The startup, helmed by four-time founder Ryan Wilson, hopes to transform the legal industry by streamlining equity ownership, corporate records, and legal agreements.

Minutebook founder and CEO, Ryan Wilson. Photo: LinkedIn.

Vancouver-based startup Minutebook — which creates automation and collaboration tools for lawyers, company builders, employees, and investors — has raised CAD $3.5 million in seed funding.

Significantly, a number of local names contributed money to the hometown deal, including Clio co-founder Rian Gauvreau, Nimbus Synergies CEO Paul Geyer, Nimbus Synergies co-founder and partner Jason Robertson, and Red Thread Ventures.

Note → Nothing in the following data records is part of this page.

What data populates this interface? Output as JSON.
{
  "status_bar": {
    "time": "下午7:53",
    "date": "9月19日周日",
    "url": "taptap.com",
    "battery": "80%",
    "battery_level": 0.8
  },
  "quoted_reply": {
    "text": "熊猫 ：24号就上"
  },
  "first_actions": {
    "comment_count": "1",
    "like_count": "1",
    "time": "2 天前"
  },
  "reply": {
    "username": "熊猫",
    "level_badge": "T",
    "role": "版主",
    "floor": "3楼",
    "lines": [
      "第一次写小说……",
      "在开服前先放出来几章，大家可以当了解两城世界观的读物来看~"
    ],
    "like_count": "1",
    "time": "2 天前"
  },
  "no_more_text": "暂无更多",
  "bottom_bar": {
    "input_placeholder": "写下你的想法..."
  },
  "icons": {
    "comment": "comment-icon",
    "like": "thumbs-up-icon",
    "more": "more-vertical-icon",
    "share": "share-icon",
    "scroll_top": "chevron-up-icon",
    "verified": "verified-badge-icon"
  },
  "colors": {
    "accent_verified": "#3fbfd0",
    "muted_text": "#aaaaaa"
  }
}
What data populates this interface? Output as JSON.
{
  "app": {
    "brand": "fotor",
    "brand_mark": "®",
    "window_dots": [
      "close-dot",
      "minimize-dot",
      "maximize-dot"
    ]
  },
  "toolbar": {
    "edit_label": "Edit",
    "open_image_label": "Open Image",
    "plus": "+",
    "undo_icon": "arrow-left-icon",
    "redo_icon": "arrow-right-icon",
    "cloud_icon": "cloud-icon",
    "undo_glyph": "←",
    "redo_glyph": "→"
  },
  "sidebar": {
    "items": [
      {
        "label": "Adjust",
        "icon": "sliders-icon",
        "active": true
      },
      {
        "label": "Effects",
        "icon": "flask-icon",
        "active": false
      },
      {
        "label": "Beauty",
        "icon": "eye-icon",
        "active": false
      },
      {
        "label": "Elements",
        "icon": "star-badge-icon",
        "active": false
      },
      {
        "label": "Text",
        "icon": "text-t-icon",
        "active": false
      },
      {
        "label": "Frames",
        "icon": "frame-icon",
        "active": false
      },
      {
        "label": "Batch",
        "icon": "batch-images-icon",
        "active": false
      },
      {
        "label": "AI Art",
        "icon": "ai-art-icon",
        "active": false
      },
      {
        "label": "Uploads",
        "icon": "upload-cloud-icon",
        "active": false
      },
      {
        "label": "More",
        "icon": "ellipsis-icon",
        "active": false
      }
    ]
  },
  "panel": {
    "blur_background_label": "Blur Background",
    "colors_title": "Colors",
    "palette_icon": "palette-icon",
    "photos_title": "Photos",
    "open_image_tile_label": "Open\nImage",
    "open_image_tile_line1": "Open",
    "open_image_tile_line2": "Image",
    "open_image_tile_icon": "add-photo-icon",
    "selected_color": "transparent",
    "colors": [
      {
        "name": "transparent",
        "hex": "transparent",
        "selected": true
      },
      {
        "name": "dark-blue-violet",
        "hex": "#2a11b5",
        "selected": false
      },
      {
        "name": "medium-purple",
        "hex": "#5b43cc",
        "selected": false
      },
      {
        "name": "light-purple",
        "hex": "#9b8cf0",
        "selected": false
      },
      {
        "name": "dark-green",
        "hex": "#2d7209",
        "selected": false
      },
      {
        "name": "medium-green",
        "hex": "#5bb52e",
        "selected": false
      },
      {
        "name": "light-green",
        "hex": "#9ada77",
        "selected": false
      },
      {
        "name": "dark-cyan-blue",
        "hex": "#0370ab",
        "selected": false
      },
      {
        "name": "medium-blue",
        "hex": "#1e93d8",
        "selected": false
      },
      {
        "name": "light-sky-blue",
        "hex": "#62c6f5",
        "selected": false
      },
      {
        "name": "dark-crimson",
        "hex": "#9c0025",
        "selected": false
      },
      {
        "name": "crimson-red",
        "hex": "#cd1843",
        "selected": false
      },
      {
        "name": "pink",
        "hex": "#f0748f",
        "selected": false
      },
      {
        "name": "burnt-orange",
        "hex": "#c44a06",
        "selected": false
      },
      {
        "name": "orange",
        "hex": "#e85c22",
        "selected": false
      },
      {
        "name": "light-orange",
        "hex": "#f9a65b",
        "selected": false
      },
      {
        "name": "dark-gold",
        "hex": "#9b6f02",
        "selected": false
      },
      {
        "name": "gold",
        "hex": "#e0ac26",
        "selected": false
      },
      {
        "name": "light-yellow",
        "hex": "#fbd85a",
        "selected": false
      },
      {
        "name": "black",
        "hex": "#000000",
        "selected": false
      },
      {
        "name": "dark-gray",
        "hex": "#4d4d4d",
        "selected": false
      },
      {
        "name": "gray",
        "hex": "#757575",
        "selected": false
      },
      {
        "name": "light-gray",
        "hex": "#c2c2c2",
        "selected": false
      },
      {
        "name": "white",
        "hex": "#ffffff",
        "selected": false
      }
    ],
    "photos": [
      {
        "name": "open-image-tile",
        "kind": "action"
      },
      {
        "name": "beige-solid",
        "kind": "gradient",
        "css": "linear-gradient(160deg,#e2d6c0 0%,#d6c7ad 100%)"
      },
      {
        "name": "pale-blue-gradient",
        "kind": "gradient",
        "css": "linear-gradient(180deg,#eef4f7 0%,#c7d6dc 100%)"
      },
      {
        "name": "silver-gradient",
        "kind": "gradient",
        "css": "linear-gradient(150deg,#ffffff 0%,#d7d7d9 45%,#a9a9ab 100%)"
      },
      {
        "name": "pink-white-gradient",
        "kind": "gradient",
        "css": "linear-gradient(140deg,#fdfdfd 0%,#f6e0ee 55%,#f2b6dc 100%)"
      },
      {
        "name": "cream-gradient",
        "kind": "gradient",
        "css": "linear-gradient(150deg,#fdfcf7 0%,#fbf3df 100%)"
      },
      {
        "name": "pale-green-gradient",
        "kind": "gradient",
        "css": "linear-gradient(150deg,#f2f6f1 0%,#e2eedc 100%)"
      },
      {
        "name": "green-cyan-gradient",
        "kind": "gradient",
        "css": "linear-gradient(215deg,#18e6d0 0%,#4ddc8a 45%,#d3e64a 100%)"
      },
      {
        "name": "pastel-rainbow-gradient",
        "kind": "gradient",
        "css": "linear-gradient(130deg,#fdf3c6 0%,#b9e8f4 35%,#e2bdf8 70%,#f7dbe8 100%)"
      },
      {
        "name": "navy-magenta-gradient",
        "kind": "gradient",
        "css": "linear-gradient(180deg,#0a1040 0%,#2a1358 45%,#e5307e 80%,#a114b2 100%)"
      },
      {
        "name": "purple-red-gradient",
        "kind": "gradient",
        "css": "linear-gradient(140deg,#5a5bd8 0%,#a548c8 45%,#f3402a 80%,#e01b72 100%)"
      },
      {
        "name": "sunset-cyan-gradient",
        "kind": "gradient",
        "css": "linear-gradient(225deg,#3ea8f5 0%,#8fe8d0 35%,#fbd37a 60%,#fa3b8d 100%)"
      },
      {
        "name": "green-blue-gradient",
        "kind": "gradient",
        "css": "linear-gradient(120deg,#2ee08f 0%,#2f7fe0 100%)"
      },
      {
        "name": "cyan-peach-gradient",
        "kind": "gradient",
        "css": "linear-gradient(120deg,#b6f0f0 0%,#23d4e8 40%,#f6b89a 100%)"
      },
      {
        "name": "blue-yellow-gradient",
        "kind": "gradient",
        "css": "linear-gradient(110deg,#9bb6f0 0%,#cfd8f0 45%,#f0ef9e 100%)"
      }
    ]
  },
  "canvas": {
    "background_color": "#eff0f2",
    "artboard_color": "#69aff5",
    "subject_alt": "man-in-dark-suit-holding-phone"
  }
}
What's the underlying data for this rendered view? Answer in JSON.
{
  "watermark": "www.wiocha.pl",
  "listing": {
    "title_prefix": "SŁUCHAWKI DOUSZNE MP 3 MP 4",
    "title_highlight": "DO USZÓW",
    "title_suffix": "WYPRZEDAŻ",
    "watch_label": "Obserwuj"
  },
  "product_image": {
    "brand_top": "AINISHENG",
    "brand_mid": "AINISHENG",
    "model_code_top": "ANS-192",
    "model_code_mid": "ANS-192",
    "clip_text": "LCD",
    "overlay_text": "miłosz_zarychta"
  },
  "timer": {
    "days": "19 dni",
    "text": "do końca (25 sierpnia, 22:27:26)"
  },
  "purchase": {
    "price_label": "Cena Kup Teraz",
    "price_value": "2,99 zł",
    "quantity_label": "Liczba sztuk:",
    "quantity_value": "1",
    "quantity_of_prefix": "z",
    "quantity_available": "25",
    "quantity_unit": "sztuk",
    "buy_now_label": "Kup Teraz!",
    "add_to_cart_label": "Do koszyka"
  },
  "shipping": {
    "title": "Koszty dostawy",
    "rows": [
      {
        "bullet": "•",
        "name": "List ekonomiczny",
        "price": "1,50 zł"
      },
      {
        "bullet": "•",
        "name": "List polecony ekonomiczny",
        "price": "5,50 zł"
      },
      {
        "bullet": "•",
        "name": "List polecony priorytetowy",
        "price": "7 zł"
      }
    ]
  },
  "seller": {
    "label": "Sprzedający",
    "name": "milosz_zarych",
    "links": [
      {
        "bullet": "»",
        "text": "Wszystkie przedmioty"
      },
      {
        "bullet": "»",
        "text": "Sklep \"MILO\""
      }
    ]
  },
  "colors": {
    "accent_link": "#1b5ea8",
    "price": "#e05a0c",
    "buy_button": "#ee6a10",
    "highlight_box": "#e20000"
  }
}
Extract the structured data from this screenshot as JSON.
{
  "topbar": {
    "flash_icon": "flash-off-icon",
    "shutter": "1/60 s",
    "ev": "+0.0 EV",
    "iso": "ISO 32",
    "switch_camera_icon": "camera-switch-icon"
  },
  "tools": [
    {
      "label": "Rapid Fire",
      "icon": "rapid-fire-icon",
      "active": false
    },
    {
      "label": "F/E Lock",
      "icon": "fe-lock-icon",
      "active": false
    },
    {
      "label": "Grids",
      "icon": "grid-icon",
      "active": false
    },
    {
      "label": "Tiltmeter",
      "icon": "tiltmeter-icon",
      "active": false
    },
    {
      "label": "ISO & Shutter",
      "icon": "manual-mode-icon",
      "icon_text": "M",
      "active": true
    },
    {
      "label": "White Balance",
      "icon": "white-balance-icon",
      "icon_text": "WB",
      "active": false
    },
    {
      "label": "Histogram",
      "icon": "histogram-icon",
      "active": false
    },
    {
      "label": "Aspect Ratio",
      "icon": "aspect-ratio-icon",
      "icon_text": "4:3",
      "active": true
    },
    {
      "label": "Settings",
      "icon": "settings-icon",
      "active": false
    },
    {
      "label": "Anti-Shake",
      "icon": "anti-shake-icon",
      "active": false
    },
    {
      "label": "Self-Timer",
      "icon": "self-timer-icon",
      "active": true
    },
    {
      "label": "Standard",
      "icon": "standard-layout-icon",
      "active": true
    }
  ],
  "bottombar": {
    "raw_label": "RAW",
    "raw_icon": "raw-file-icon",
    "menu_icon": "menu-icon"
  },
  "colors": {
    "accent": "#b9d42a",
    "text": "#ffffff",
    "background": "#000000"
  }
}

What does the company do? Minutebook is designed to eliminate the human-error-prone movement of ownership data between multiple siloed information systems. “Call it cap table software, call it legal technology, call it fintech,” says the announcement on the company’s website. “Whatever you call it, our objective is to eliminate manual data entry and free up lawyers and their clients to focus on the highest value activities.”

What will the money be used for? The company will spend the proceeds on rolling out its go-to-market strategy in order to grow its customer base, which already includes pharmaceutical companies, private equity investment firms, and organizations of all sizes from early-stage startups to Series B. Minutebook also plans to hire sales, customer success, product management, and engineering talent in the near future.

Why should you care? Even if you’re not interested in using the software for your business, the Minutebook deal is interesting for local entrepreneurs because of the company’s leader. CEO Ryan Wilson is now a four-time successful founder, having created telehealth app Medeo (sold to QHR Corporation in 2014), payments and fintech company Kubera, and brewery ordering organization Ollie Order (sold to Next Glass in 2021).

Why the deal matters for Vancouver: Vancouver is often criticized for lacking VC or angel investors that are based in the city — a factor that some foreign venture capitalists cite as a barrier to considering B.C. companies, arguing there are few individuals or organizations to co-invest with. Minutebook’s latest deal proves that there is local money willing to support local companies, which may start building momentum for the future.

Who said what? “While raising capital from investors, I always felt the process of private company investing was needlessly manual, and should be as easy as buying a pair of sneakers on Shopify,” Wilson wrote of the announcement on LinkedIn. “When investing in funds and private companies, I always hated going to the bank to send wires and filling out the same information on accredited investor paperwork. When it was time to sell my companies, during the due diligence process I learned that ‘time kills deals.’ I was frustrated with the number of places corporate records tend to live in the modern enterprise. Finally, when engaging with my lawyer, the lack of a single source of truth and self-serve access to our documents seemed strange in this era of online banking and self-serve everything. Today, the Minutebook Technologies team launches the answer to this opportunity and the solution to these problems.”